Each year, Super Neighborhoods have the right to submit requests for area projects to the City.  The project scopes have specific limits and are paid for out of operating rather than capital improvement budgets. In 2008, SN 22 at the request of Cottage Grove Civic Club, submitted a request to the City  regarding adding trees to the M-K-T corridor.  The current status of the project shown at the City’s tracking system site is that the Parks Department has accepted the project to coordinate planning, planting, invasive removal and maintenance activities with the neighborhood.  Please contact the civic club if you would like to be involved with this native plant project.

 

Quiet Zones at Train Crossings

 

The City of Houston public works department plans to make information regarding costs and priorities for potential quiet zones available soon.   

 

Guest Parking

 

Parking on the narrow street surfaces in Cottage Grove is legal when you leave 10’ clearance for vehicles to pass in the other lane, except when otherwise noted by City installed signs, or when parking would block a driveway, or within 15' of intersections, bus stops or fire hydrants.
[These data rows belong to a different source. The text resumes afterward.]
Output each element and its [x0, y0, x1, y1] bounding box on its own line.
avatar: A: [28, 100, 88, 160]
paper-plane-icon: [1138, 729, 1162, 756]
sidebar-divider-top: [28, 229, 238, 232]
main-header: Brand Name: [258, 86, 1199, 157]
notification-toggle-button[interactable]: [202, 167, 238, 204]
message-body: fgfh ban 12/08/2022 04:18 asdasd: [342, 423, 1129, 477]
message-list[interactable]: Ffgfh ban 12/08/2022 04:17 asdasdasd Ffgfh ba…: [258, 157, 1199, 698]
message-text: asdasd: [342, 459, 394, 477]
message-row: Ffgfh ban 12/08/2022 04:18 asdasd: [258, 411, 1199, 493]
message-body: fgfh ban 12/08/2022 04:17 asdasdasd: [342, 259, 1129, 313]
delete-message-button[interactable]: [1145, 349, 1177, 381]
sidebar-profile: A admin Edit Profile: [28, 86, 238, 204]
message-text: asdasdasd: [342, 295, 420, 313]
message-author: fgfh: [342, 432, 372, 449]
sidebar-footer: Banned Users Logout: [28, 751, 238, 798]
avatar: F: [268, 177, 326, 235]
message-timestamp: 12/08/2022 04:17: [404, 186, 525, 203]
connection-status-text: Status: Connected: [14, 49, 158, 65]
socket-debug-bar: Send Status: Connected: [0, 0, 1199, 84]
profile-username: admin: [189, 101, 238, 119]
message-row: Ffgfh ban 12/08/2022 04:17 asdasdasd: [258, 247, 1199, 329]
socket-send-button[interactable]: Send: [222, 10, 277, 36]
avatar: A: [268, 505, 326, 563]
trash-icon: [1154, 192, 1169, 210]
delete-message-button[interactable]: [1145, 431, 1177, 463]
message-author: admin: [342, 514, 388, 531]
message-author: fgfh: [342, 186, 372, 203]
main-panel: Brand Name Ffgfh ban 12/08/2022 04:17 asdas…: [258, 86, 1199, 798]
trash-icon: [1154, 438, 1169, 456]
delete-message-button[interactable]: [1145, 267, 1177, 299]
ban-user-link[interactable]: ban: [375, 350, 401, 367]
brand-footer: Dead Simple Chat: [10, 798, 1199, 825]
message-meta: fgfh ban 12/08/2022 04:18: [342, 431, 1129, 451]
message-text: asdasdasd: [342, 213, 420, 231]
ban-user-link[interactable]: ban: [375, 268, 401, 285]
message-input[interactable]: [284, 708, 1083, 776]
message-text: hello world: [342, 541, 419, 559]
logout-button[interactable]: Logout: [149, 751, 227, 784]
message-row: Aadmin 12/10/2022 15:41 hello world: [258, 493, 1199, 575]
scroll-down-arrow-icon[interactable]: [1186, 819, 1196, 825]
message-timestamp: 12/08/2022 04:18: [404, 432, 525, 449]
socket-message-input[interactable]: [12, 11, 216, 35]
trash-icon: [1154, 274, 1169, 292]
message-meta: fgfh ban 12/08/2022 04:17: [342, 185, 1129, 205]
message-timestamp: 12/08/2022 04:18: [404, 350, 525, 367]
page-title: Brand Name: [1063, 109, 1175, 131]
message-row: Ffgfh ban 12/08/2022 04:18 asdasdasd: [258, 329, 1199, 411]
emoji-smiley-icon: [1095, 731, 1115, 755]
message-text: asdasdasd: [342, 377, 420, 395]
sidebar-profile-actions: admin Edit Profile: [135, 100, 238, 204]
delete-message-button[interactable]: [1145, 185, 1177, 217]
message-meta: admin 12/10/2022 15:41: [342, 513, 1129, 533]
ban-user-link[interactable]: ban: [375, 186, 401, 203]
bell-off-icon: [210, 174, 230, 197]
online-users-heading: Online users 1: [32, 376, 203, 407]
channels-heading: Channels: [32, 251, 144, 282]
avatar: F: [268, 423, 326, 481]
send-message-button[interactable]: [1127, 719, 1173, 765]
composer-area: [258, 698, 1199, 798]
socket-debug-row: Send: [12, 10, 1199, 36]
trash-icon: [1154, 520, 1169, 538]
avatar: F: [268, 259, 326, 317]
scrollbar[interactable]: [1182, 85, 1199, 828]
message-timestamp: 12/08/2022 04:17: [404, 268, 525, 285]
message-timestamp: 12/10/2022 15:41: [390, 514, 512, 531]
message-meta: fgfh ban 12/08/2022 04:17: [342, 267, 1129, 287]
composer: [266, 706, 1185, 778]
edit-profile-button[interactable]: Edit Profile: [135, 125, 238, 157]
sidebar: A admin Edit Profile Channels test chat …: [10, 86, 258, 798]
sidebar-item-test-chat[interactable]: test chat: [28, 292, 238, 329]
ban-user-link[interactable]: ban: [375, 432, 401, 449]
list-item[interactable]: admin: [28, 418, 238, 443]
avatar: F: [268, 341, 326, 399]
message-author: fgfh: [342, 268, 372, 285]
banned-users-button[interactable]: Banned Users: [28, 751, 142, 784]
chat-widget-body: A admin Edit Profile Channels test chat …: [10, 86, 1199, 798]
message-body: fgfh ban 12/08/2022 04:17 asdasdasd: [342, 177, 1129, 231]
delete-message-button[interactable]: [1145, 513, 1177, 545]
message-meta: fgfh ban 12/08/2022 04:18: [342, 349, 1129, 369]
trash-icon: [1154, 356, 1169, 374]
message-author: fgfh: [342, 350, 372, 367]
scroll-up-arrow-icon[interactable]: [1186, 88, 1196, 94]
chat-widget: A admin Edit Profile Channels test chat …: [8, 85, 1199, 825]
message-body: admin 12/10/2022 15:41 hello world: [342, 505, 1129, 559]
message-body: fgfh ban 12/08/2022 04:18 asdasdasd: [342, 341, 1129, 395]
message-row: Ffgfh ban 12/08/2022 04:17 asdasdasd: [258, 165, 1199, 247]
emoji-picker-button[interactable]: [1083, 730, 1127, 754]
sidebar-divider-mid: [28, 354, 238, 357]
Parking off the street surface in the city right-of-way, on swales, in ditches and on sidewalks is also illegal. 

 

Curbside Recycling

 

Cottage Grove sections north and south of Interstate 10 that are not already served by recycling, are on the City of Houston’s waiting list.   

 

IH 10 Frontage Lane Plans

 

The revised ramp plans show TxDOT no longer plans to construct continuous frontage lanes between TC Jester and Washington Avenue.

 

Living in a Coastal Watershed 

 

The flood plain maps available at the Tropical Storm Allison Recovery Project (www.TSARP.org) went into effect during 2007. The maps show that many homes in Cottage Grove located north of Interstate 10 are located in White Oak Bayou’s 1% flood plain.  A few properties on Roy Circle, Larkin and Darling near Durham are mapped into the bayou’s flood way. City of Houston’s Chapter 19 Flood Prone Construction imposes certain rules and regulations on flood plain and flood way remodeling and new construction.  The City has also implemented changes to the Infrastructure Design Manual in Chapter 13 that show how to use rain barrels and vegetated swales to help meet storm water quality requirements.